Il produit encore un mail de Mme D en date du 10 février 2017 demandant à M. A de confirmer que la société ne payait ses cotisations sociales du mois de janvier. s
Le salarié se réfère enfin au mail du 17 mars par lequel M. A évoque le démantèlement des activités avec la reprise d’exploitation de certaines salles par un repreneur mais avec une poursuite au minimum incluant manifestement la contribution du salarié appelant auquel il donnait mission de se concentrer sur les activités rentables.

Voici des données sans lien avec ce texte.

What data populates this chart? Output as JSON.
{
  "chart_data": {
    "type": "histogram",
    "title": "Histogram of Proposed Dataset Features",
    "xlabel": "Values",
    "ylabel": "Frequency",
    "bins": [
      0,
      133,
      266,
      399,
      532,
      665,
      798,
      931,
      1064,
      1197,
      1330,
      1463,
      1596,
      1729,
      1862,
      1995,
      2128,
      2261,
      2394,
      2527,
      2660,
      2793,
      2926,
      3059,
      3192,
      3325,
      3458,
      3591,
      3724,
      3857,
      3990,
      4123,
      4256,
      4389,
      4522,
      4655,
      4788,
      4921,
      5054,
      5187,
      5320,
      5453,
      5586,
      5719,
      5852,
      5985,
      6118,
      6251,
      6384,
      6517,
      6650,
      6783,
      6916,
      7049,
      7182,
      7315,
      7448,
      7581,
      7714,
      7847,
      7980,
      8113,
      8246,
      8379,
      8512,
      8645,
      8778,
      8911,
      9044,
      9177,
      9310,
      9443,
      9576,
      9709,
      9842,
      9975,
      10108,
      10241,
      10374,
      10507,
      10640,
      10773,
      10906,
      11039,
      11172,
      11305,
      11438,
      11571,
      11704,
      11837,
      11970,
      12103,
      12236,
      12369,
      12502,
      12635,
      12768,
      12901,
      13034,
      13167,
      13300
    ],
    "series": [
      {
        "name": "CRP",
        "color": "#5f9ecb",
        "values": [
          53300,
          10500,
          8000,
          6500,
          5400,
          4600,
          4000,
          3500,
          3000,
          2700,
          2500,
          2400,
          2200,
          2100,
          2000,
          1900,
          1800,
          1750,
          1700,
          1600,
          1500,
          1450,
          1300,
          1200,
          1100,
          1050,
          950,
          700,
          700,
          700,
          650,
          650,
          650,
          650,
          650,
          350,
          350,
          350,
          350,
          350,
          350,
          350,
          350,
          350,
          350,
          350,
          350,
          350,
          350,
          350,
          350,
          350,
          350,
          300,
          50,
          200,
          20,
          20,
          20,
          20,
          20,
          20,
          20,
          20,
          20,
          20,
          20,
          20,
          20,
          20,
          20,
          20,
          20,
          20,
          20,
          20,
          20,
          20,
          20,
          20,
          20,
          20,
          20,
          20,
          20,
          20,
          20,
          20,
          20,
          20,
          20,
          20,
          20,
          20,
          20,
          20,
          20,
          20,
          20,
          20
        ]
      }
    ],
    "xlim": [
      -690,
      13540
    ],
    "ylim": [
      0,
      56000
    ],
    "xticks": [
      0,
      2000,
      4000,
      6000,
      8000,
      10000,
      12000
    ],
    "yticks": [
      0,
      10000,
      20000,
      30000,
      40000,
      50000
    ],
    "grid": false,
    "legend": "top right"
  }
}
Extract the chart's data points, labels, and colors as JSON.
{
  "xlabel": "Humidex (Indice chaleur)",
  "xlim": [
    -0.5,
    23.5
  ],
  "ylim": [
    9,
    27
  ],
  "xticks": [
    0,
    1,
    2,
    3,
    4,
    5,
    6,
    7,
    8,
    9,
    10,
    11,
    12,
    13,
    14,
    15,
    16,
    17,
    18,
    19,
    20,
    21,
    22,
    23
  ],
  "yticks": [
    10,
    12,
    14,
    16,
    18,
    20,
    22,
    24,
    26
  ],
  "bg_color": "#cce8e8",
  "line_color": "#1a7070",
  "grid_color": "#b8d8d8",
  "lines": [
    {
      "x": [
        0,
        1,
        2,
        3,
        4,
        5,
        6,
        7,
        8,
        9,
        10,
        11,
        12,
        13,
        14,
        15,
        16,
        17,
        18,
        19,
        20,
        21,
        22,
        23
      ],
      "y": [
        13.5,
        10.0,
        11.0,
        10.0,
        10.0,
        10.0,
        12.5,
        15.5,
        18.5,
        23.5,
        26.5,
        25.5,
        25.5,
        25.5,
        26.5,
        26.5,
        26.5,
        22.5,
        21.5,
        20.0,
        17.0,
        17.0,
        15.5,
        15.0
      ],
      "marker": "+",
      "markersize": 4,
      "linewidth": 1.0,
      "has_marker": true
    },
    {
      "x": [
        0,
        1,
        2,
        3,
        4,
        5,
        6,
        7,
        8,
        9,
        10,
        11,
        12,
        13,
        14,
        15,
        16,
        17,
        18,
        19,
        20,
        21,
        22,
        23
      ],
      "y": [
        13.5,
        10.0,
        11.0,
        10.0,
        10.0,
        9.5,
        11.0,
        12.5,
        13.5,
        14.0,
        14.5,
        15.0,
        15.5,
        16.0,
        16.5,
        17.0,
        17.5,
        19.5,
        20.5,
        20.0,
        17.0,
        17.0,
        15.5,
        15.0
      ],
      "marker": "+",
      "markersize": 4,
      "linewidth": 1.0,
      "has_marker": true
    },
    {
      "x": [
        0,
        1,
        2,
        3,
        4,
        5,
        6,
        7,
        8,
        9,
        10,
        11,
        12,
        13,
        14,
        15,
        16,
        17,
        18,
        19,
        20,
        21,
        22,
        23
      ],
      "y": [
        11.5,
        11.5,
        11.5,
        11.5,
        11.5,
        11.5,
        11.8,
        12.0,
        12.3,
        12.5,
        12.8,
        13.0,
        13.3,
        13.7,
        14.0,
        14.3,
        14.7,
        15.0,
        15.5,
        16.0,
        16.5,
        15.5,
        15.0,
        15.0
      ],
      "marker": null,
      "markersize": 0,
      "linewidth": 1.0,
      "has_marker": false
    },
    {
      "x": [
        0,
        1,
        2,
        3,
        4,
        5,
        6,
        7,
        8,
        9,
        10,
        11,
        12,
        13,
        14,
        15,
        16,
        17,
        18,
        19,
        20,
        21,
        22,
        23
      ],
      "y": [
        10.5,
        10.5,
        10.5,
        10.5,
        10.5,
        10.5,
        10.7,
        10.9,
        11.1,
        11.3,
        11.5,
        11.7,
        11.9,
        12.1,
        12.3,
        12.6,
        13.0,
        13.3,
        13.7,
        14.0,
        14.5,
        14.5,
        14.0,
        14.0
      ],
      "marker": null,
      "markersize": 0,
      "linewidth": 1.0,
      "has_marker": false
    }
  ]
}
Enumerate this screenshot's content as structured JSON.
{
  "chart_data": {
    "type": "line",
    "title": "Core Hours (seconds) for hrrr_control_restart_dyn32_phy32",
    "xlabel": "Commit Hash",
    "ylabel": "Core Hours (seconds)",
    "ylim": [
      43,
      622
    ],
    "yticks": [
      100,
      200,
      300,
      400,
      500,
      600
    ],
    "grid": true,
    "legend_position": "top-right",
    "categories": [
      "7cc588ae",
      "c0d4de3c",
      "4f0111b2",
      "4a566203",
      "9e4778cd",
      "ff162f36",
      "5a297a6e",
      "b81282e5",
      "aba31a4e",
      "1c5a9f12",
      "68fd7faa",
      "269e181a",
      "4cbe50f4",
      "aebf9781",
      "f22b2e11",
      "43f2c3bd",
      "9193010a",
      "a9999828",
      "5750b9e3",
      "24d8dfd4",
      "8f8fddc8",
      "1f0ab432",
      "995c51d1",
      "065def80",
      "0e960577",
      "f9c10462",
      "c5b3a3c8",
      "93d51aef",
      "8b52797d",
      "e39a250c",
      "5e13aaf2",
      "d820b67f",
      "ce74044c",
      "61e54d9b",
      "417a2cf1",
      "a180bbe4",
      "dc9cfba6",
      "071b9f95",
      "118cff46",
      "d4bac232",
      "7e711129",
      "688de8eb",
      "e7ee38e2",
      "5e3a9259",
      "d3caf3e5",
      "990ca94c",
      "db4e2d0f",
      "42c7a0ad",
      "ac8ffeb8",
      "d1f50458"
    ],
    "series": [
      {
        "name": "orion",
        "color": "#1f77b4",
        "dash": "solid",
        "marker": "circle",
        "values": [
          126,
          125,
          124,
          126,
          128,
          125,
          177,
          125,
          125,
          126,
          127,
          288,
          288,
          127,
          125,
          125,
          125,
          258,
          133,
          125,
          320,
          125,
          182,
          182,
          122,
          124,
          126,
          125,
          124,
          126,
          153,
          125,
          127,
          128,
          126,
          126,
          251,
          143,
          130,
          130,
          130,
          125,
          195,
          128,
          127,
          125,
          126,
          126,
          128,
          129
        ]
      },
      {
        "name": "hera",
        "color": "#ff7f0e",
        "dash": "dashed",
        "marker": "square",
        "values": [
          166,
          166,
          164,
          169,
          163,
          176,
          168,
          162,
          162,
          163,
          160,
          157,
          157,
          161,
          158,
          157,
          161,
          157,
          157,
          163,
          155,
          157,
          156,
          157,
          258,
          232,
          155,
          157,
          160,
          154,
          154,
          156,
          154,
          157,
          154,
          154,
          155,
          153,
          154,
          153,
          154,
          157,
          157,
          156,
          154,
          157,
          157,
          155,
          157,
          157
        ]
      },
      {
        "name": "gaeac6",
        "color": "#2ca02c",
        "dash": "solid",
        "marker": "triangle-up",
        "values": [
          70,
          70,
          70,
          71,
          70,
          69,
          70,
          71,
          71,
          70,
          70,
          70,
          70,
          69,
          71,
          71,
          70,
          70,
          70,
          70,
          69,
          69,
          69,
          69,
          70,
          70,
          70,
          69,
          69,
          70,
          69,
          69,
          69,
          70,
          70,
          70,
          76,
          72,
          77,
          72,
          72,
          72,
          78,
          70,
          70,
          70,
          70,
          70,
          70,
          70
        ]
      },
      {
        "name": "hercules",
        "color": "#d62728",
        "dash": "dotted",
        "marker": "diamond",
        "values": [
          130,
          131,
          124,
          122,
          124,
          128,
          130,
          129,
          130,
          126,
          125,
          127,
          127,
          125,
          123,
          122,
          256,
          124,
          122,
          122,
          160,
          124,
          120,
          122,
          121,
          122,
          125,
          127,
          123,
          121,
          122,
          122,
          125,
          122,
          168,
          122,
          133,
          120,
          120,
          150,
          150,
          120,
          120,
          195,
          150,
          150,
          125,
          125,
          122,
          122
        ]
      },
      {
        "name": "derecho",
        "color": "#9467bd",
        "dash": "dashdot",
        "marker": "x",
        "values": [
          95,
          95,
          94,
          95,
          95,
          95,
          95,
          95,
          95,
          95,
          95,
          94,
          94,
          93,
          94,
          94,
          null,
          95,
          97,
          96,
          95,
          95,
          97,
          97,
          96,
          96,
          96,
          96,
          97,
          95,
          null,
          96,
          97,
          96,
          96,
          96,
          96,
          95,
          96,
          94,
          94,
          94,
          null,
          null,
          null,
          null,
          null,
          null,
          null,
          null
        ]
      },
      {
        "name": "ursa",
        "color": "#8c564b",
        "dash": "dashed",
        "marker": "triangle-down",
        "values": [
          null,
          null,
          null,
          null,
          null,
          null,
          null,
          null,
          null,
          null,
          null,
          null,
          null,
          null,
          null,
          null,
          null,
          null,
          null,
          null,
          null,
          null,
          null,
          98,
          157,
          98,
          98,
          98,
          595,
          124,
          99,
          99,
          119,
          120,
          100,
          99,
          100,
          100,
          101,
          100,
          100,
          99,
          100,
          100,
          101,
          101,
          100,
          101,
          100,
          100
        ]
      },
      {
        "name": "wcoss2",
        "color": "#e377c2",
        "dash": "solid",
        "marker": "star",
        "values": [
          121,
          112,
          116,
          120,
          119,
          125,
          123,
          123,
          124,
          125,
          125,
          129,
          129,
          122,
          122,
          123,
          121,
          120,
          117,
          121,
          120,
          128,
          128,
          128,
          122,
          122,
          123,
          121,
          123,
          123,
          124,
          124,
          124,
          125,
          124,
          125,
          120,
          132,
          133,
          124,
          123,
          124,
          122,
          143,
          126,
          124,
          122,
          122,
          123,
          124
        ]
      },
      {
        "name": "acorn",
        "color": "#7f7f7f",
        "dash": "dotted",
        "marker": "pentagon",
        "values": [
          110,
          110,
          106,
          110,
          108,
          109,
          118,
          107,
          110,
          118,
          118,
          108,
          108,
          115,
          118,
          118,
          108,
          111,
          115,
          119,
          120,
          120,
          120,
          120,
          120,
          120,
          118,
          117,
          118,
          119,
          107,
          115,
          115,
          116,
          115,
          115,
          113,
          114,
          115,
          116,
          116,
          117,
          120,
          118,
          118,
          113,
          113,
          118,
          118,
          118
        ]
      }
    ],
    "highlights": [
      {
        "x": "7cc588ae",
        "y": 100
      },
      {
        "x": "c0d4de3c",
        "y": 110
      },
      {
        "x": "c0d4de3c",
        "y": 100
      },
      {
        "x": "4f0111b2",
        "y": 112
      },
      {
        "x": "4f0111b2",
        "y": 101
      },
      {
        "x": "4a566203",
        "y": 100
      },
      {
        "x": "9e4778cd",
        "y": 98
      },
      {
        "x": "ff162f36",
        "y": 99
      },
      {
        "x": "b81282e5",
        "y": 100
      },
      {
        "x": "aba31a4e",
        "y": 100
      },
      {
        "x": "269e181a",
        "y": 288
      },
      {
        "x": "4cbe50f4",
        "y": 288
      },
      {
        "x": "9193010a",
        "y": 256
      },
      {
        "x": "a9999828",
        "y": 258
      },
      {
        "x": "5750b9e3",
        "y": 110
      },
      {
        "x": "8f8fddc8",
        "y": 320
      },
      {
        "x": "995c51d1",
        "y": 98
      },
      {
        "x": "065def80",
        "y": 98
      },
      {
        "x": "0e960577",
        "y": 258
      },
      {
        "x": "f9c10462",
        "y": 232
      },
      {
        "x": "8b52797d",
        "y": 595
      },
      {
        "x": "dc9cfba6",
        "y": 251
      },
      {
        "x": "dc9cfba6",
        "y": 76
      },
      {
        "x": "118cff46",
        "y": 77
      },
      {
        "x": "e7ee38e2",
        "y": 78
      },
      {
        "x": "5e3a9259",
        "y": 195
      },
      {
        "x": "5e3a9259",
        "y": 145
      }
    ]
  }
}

Si ces pièces attestent d’une situation financière compromise, cette circonstance est insuffisante pour combattre la preuve rapportée par la société que la véritable cause du licenciement tient à la faute grave commise par M. X dont les conséquences financières ont justement contribué à précipiter son caractère irrémédiable .
Au vu de ce qui précède, le licenciement prononcé avec effet immédiat était donc justifié et le salarié appelant doit être débouté par voie de confirmation de ses prétentions à la fixation au passif de la SAS Rock’MB de créances au titre de l’indemnité compensatrice de préavis, de l’indemnité de licenciement, des dommages et intérêts pour rupture du contrat de travail et et de ses demandes accessoires de remise de documents de fin de contrat rectifiés.
Sur les dispositions accessoires
Il est équitable de laisser à chaque partie la charge de ses frais irrépétibles
M. X succombant en son appel, sera condamné aux dépens de l’instance.
PAR CES MOTIFS
La Cour,
Statuant par arrêt contradictoire, par mise à disposition au greffe, les parties en ayant été préalablement avisées dans les conditions prévues à l’article 450 du code de procédure civile, en matière prud’homale,
Déclare l’appel recevable
Confirme le jugement déféré en toutes ses dispositions
Y ajoutant,
Déboute les parties de leurs autres prétentions
Laisse aux parties la charges de leurs propres frais irrépétibles
Condamne G X à suppporter les dépens d’appel.